Test – Naraka : Bladepoint, quand le “Battle Royal” croise le fer avec Sekiro

Naraka : Bladepoint , c’est la petite surprise du dernier Xbox/Bethesda Showcase qui s’est tenu le 12 juin dernier. Présenté tout d’abord sur PS5 via du gameplay il y a un an, puis commercialisé en août sur PC, le titre atterrit finalement sur les consoles Xbox en exclusivité temporaire. Un énième “Battle Royal” me direz-vous ? Et vous auriez raison de vous interroger si on regarde la multitude de titres du genre déjà présents dans le paysage vidéoludique. Les célèbres Fortnite, Apex Legends, Call of Duty : Warzone, PUBG ou Fall Guys montrent que le genre est déjà bien représenté et qu’il suffit, parfois, juste d’un rien pour que tout capote à l’image du regretté Hyper Scape. Alors est-ce que ce nouvel arrivant possède les armes pour plaire et se faire une place ? Je vais essayer de vous donner des pistes de réponses d’un coup de katana ! Banzaiiii !

Je t’aime, moi non plus !

Je n’aime pas les “Battle Royal” !

Ce n’est pas ma came comme dirait notre chère Jess Bond. Fortnite ? L’univers et les constructions dans la boucle de gameplay m’ennuient. Apex Legends ? J’ai adoré la synergie des personnages, beaucoup moins l’approche très compétitive du titre. Ainsi, pour en avoir essayé quelques uns, il y avait toujours un ou des aspects qui me faisaient tourner le dos à ce type de jeu. Et, on ne va pas se le cacher mais la surexposition ou l’arrivée systématique d’un mode de ce type me filait carrément des boutons. Pourtant, l’arrivée d’un certain Fall Guys et du récent Naraka : Bladepoint, mon opinion assez réfractaire là-dessus a complétement chaviré.
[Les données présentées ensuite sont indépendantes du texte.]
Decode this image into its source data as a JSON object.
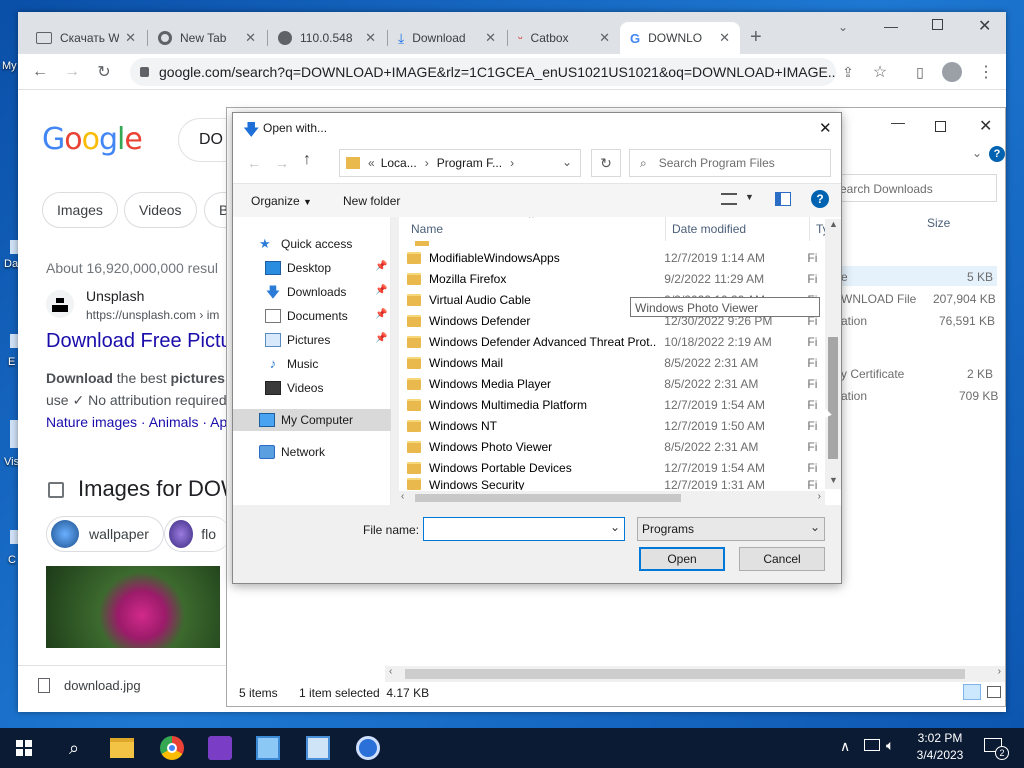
{
  "desktop": {
    "icon_labels": [
      "My",
      "Da",
      "E",
      "Vis",
      "C"
    ]
  },
  "browser": {
    "tabs": [
      {
        "label": "Скачать W",
        "icon": "doc-icon"
      },
      {
        "label": "New Tab",
        "icon": "chrome-icon"
      },
      {
        "label": "110.0.548",
        "icon": "globe-icon"
      },
      {
        "label": "Download",
        "icon": "download-arrow-icon"
      },
      {
        "label": "Catbox",
        "icon": "catbox-icon"
      },
      {
        "label": "DOWNLO",
        "icon": "google-g-icon"
      }
    ],
    "url": "google.com/search?q=DOWNLOAD+IMAGE&rlz=1C1GCEA_enUS1021US1021&oq=DOWNLOAD+IMAGE...",
    "google": {
      "logo": "Google",
      "search_partial": "DO",
      "chips": [
        "Images",
        "Videos",
        "B"
      ],
      "about": "About 16,920,000,000 resul",
      "result": {
        "site": "Unsplash",
        "url": "https://unsplash.com › im",
        "title": "Download Free Pictu",
        "snippet_bold1": "Download",
        "snippet1": " the best ",
        "snippet_bold2": "pictures",
        "snippet_end": ".",
        "snippet2": "use ✓ No attribution required",
        "links": "Nature images · Animals · Ap"
      },
      "images_header": "Images for DOW",
      "image_chips": [
        "wallpaper",
        "flo"
      ]
    },
    "download_bar": {
      "file": "download.jpg"
    }
  },
  "explorer": {
    "search_placeholder": "earch Downloads",
    "size_header": "Size",
    "rows": [
      {
        "type": "e",
        "size": "5 KB"
      },
      {
        "type": "WNLOAD File",
        "size": "207,904 KB"
      },
      {
        "type": "ation",
        "size": "76,591 KB"
      },
      {
        "type": "y Certificate",
        "size": "2 KB"
      },
      {
        "type": "ation",
        "size": "709 KB"
      }
    ],
    "status_items": "5 items",
    "status_selected": "1 item selected  4.17 KB"
  },
  "dialog": {
    "title": "Open with...",
    "breadcrumb": [
      "Loca...",
      "Program F..."
    ],
    "search_placeholder": "Search Program Files",
    "organize": "Organize",
    "new_folder": "New folder",
    "nav": {
      "quick_access": "Quick access",
      "items": [
        {
          "label": "Desktop",
          "pinned": true
        },
        {
          "label": "Downloads",
          "pinned": true
        },
        {
          "label": "Documents",
          "pinned": true
        },
        {
          "label": "Pictures",
          "pinned": true
        },
        {
          "label": "Music",
          "pinned": false
        },
        {
          "label": "Videos",
          "pinned": false
        }
      ],
      "my_computer": "My Computer",
      "network": "Network"
    },
    "columns": {
      "name": "Name",
      "date": "Date modified",
      "type": "Ty"
    },
    "files": [
      {
        "name": "ModifiableWindowsApps",
        "date": "12/7/2019 1:14 AM",
        "type": "Fi"
      },
      {
        "name": "Mozilla Firefox",
        "date": "9/2/2022 11:29 AM",
        "type": "Fi"
      },
      {
        "name": "Virtual Audio Cable",
        "date": "9/3/2022 10:20 AM",
        "type": "Fi"
      },
      {
        "name": "Windows Defender",
        "date": "12/30/2022 9:26 PM",
        "type": "Fi"
      },
      {
        "name": "Windows Defender Advanced Threat Prot...",
        "date": "10/18/2022 2:19 AM",
        "type": "Fi"
      },
      {
        "name": "Windows Mail",
        "date": "8/5/2022 2:31 AM",
        "type": "Fi"
      },
      {
        "name": "Windows Media Player",
        "date": "8/5/2022 2:31 AM",
        "type": "Fi"
      },
      {
        "name": "Windows Multimedia Platform",
        "date": "12/7/2019 1:54 AM",
        "type": "Fi"
      },
      {
        "name": "Windows NT",
        "date": "12/7/2019 1:50 AM",
        "type": "Fi"
      },
      {
        "name": "Windows Photo Viewer",
        "date": "8/5/2022 2:31 AM",
        "type": "Fi"
      },
      {
        "name": "Windows Portable Devices",
        "date": "12/7/2019 1:54 AM",
        "type": "Fi"
      },
      {
        "name": "Windows Security",
        "date": "12/7/2019 1:31 AM",
        "type": "Fi"
      }
    ],
    "tooltip": "Windows Photo Viewer",
    "file_name_label": "File name:",
    "file_name_value": "",
    "filter": "Programs",
    "open": "Open",
    "cancel": "Cancel"
  },
  "taskbar": {
    "time": "3:02 PM",
    "date": "3/4/2023",
    "notification_count": "2"
  },
  "colors": {
    "accent": "#0078d7",
    "google_link": "#1a0dab",
    "taskbar": "#0b1b33"
  }
}
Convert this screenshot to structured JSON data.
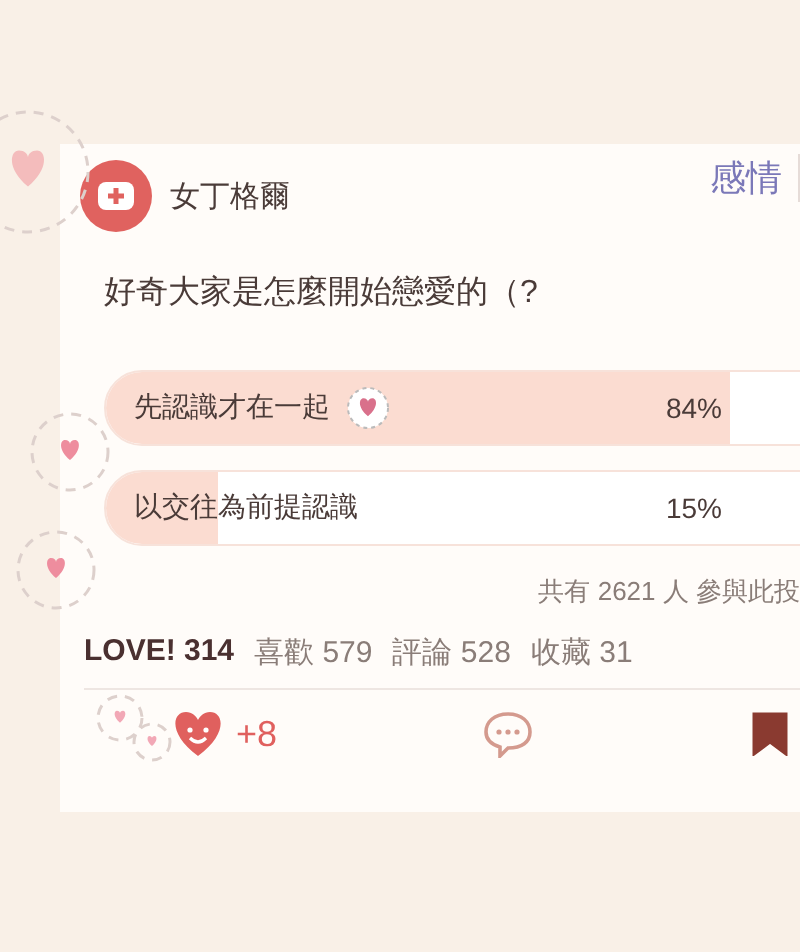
{
  "post": {
    "author": "女丁格爾",
    "board": "感情",
    "question": "好奇大家是怎麼開始戀愛的（?"
  },
  "poll": {
    "options": [
      {
        "label": "先認識才在一起",
        "percent": "84%",
        "level": 0.84,
        "selected": true
      },
      {
        "label": "以交往為前提認識",
        "percent": "15%",
        "level": 0.15,
        "selected": false
      }
    ],
    "summary": "共有 2621 人 參與此投"
  },
  "stats": {
    "love": "LOVE! 314",
    "items": [
      "喜歡 579",
      "評論 528",
      "收藏 31"
    ]
  },
  "actions": {
    "reaction_count": "+8",
    "bookmarked": true
  }
}
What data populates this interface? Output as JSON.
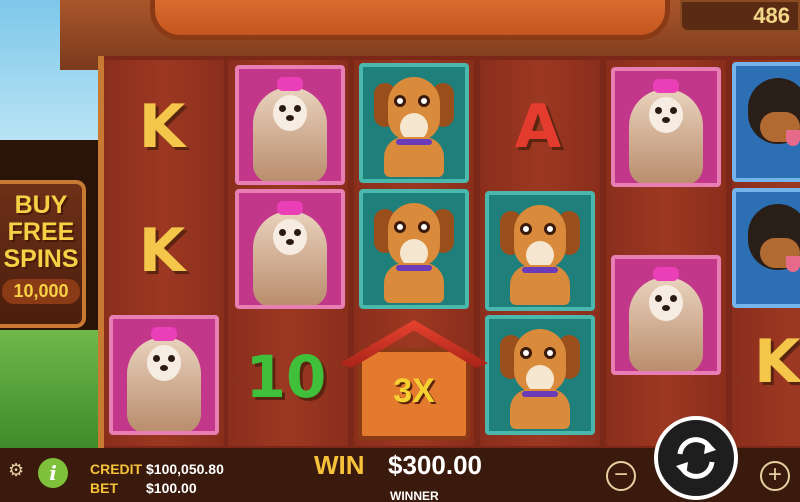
{
  "header": {
    "counter_partial": "486"
  },
  "buy_panel": {
    "line1": "BUY",
    "line2": "FREE",
    "line3": "SPINS",
    "price": "10,000"
  },
  "reels": {
    "col1": {
      "row1": "K",
      "row2": "K"
    },
    "col3": {
      "row1": "A"
    },
    "col2": {
      "row3": "10"
    },
    "col6": {
      "row3": "K"
    }
  },
  "multiplier": {
    "label": "3X"
  },
  "footer": {
    "credit_label": "CREDIT",
    "credit_value": "$100,050.80",
    "bet_label": "BET",
    "bet_value": "$100.00",
    "win_label": "WIN",
    "win_value": "$300.00",
    "winner_text": "WINNER",
    "minus": "−",
    "plus": "+",
    "info": "i",
    "gear": "⚙"
  },
  "icons": [
    "gear-icon",
    "info-icon",
    "minus-icon",
    "plus-icon",
    "spin-icon"
  ],
  "colors": {
    "accent_gold": "#f6c23a",
    "reel_bg": "#7b2818",
    "card_pink": "#c2378a",
    "card_teal": "#1f7f7a",
    "info_green": "#7fc13a"
  }
}
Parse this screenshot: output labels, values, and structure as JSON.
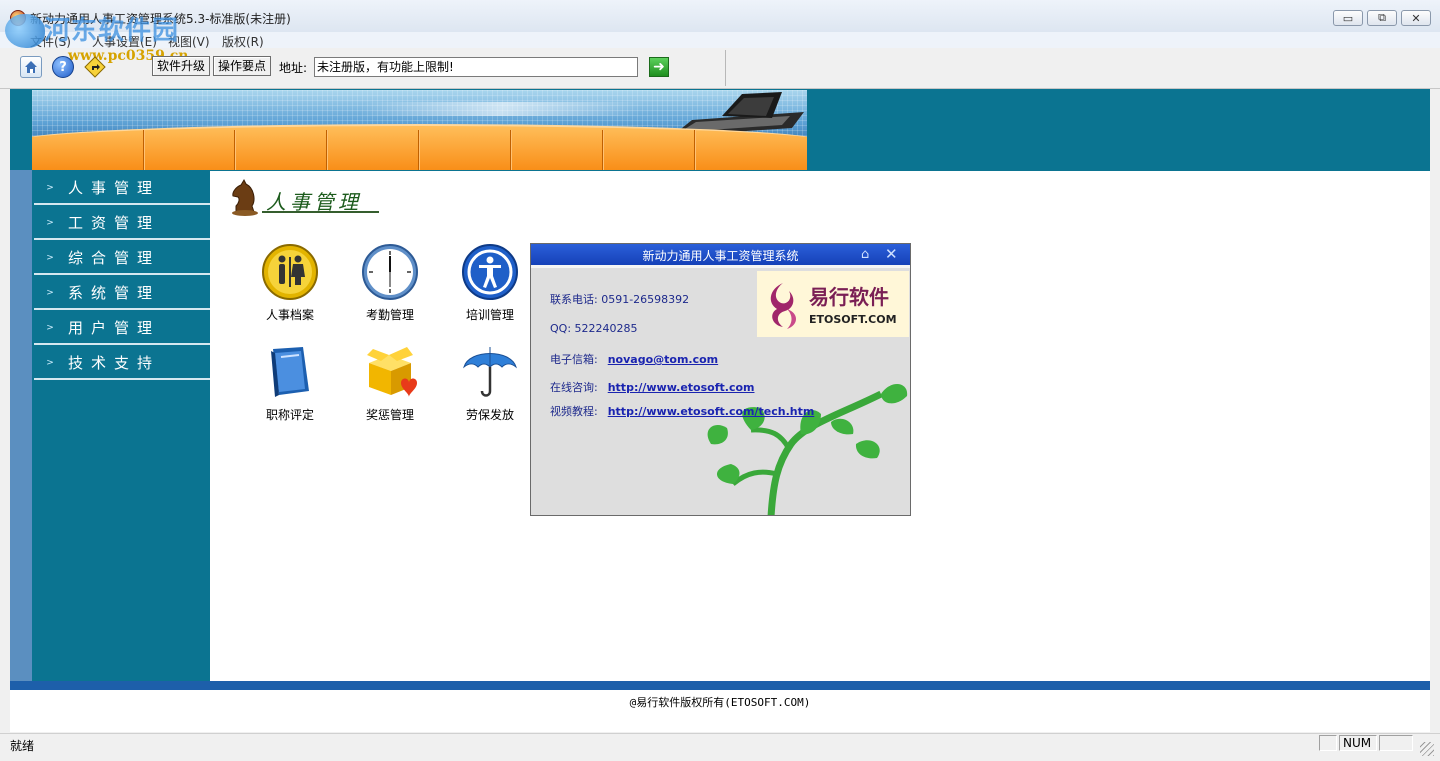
{
  "window": {
    "title": "新动力通用人事工资管理系统5.3-标准版(未注册)",
    "minimize": "▭",
    "maximize": "⧉",
    "close": "✕"
  },
  "watermark": {
    "site": "河东软件园",
    "url": "www.pc0359.cn"
  },
  "menu": [
    "文件(S)",
    "人事设置(E)",
    "视图(V)",
    "版权(R)"
  ],
  "toolbar": {
    "upgrade_label": "软件升级",
    "tips_label": "操作要点",
    "address_label": "地址:",
    "address_value": "未注册版，有功能上限制!",
    "go_icon": "➜"
  },
  "sidebar": {
    "items": [
      {
        "label": "人事管理"
      },
      {
        "label": "工资管理"
      },
      {
        "label": "综合管理"
      },
      {
        "label": "系统管理"
      },
      {
        "label": "用户管理"
      },
      {
        "label": "技术支持"
      }
    ]
  },
  "section": {
    "title": "人事管理"
  },
  "modules": [
    {
      "label": "人事档案",
      "icon": "restroom-icon"
    },
    {
      "label": "考勤管理",
      "icon": "clock-icon"
    },
    {
      "label": "培训管理",
      "icon": "person-icon"
    },
    {
      "label": "职称评定",
      "icon": "book-icon"
    },
    {
      "label": "奖惩管理",
      "icon": "gift-box-icon"
    },
    {
      "label": "劳保发放",
      "icon": "umbrella-icon"
    }
  ],
  "dialog": {
    "title": "新动力通用人事工资管理系统",
    "phone_label": "联系电话: 0591-26598392",
    "qq_label": "QQ: 522240285",
    "email_label": "电子信箱:",
    "email_value": "novago@tom.com",
    "online_label": "在线咨询:",
    "online_value": "http://www.etosoft.com",
    "video_label": "视频教程:",
    "video_value": "http://www.etosoft.com/tech.htm",
    "logo_cn": "易行软件",
    "logo_en": "ETOSOFT.COM"
  },
  "footer": {
    "copyright": "@易行软件版权所有(ETOSOFT.COM)"
  },
  "statusbar": {
    "text": "就绪",
    "num": "NUM"
  },
  "colors": {
    "frame": "#0b7491",
    "sidebar": "#0b7491",
    "banner_orange": "#f88a12",
    "dialog_title": "#1541b8"
  }
}
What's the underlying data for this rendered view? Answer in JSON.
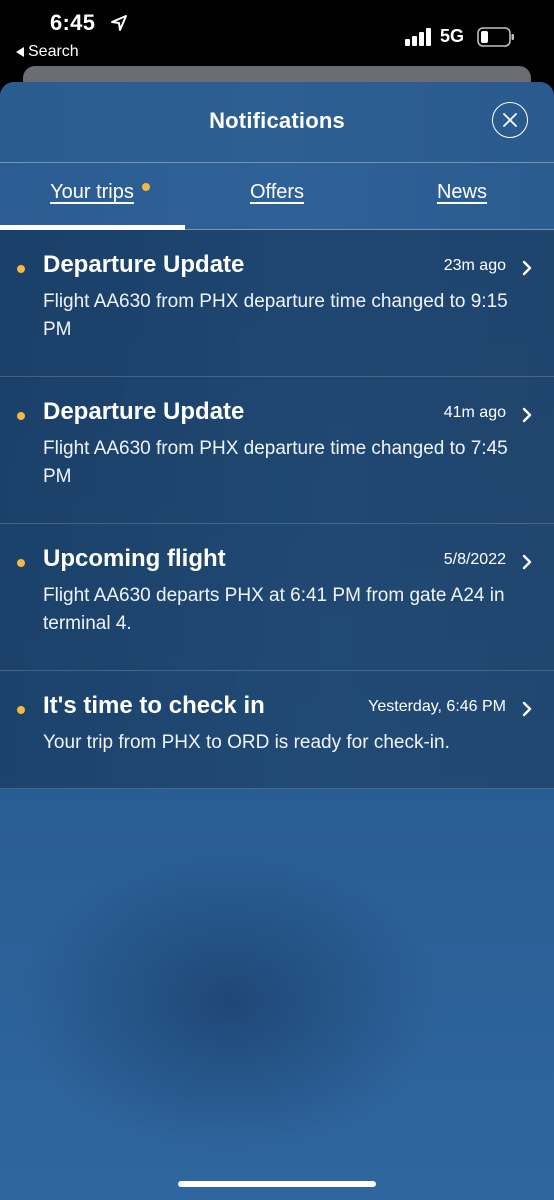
{
  "status_bar": {
    "time": "6:45",
    "back_label": "Search",
    "network": "5G"
  },
  "sheet": {
    "title": "Notifications"
  },
  "tabs": [
    {
      "label": "Your trips",
      "has_dot": true,
      "active": true
    },
    {
      "label": "Offers",
      "has_dot": false,
      "active": false
    },
    {
      "label": "News",
      "has_dot": false,
      "active": false
    }
  ],
  "notifications": [
    {
      "title": "Departure Update",
      "time": "23m ago",
      "body": "Flight AA630 from PHX departure time changed to 9:15 PM",
      "unread": true
    },
    {
      "title": "Departure Update",
      "time": "41m ago",
      "body": "Flight AA630 from PHX departure time changed to 7:45 PM",
      "unread": true
    },
    {
      "title": "Upcoming flight",
      "time": "5/8/2022",
      "body": "Flight AA630 departs PHX at 6:41 PM from gate A24 in terminal 4.",
      "unread": true
    },
    {
      "title": "It's time to check in",
      "time": "Yesterday, 6:46 PM",
      "body": "Your trip from PHX to ORD is ready for check-in.",
      "unread": true
    }
  ],
  "colors": {
    "unread_dot": "#f3b944",
    "sheet_blue": "#245689"
  },
  "icons": {
    "location": "location-arrow-icon",
    "close": "close-icon",
    "chevron": "chevron-right-icon"
  }
}
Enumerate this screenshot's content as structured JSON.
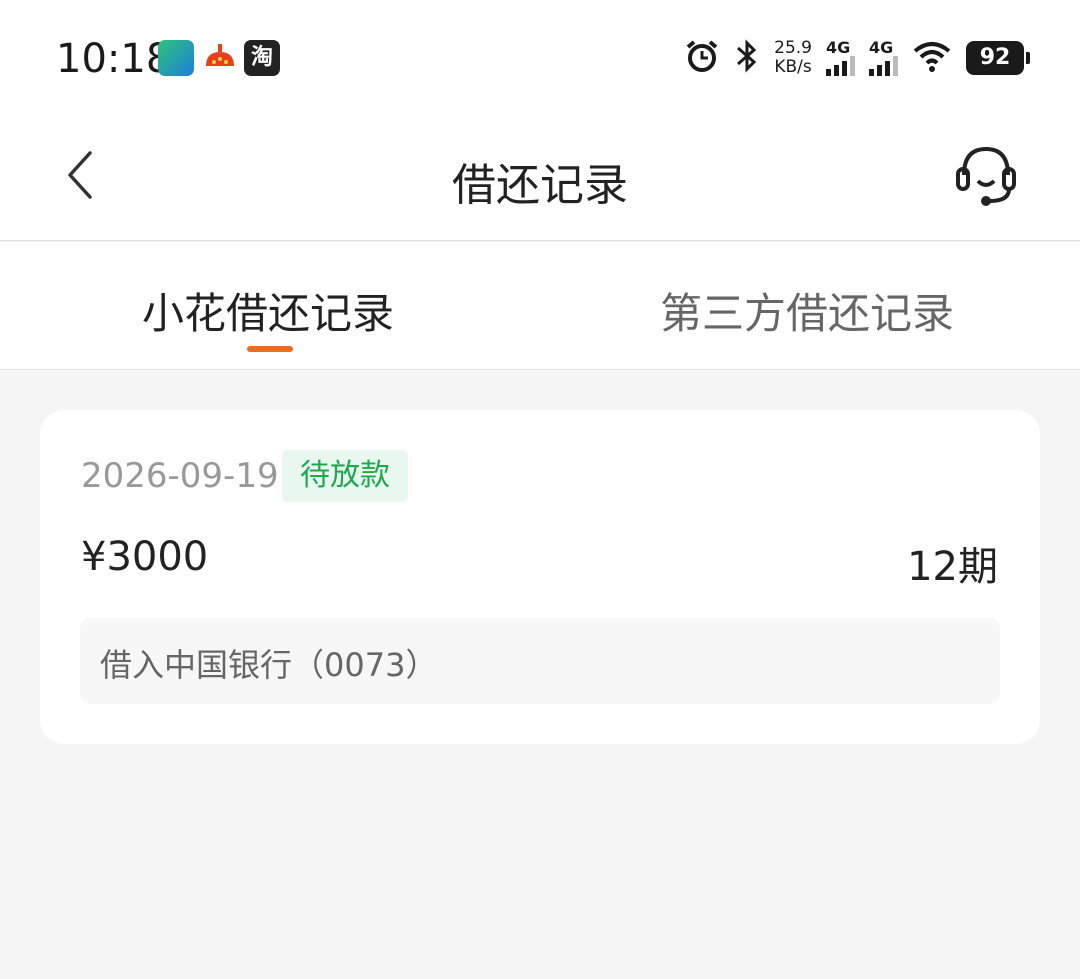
{
  "status_bar": {
    "time": "10:18",
    "app3_label": "淘",
    "speed_value": "25.9",
    "speed_unit": "KB/s",
    "sim1_label": "4G",
    "sim2_label": "4G",
    "battery": "92"
  },
  "header": {
    "title": "借还记录"
  },
  "tabs": [
    {
      "label": "小花借还记录",
      "active": true
    },
    {
      "label": "第三方借还记录",
      "active": false
    }
  ],
  "record": {
    "date": "2026-09-19",
    "status": "待放款",
    "amount": "¥3000",
    "periods": "12期",
    "bank": "借入中国银行（0073）"
  },
  "colors": {
    "accent": "#f26a1b",
    "status_text": "#1fa84f",
    "status_bg": "#e9f8ef",
    "background": "#f5f5f5"
  }
}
Pourtant dès la mise en route du titre de 24 Enterntainment, un développeur chinois, j’ai pris un tout petit peu peur. En effet, vous êtes immédiatement agressé par une multitude d’écrans, des menus ou sous-menus à foison, et vous vous retrouvé vite perdu face à cette profusion. Oui, nous nous sommes pas trompés, nous sommes bien en face d’un jeu multijoueur asiatique. Et pour en avoir effectué plusieurs dans mon passé de joueur, tel que Blade & Soul ou Aion (en version coréenne), j’ai dû me poser plusieurs minutes pour examiner l’ensemble de cette interface excessivement fournie. Et il ne faudra pas hésiter à le faire.

Le jeu durant sa présentation se veut nerveux, dynamique et plutôt jouissif à regarder. Pourtant je ne vous conseillerais que trop de passer par la case tutoriel pour vous familiariser avec les mécaniques et le gameplay. Naraka : Bladepoint donne beaucoup de plaisir à jouer manette en main mais il peut aussi se montrer très punitif pour les joueurs les plus téméraires et les plus imprudents.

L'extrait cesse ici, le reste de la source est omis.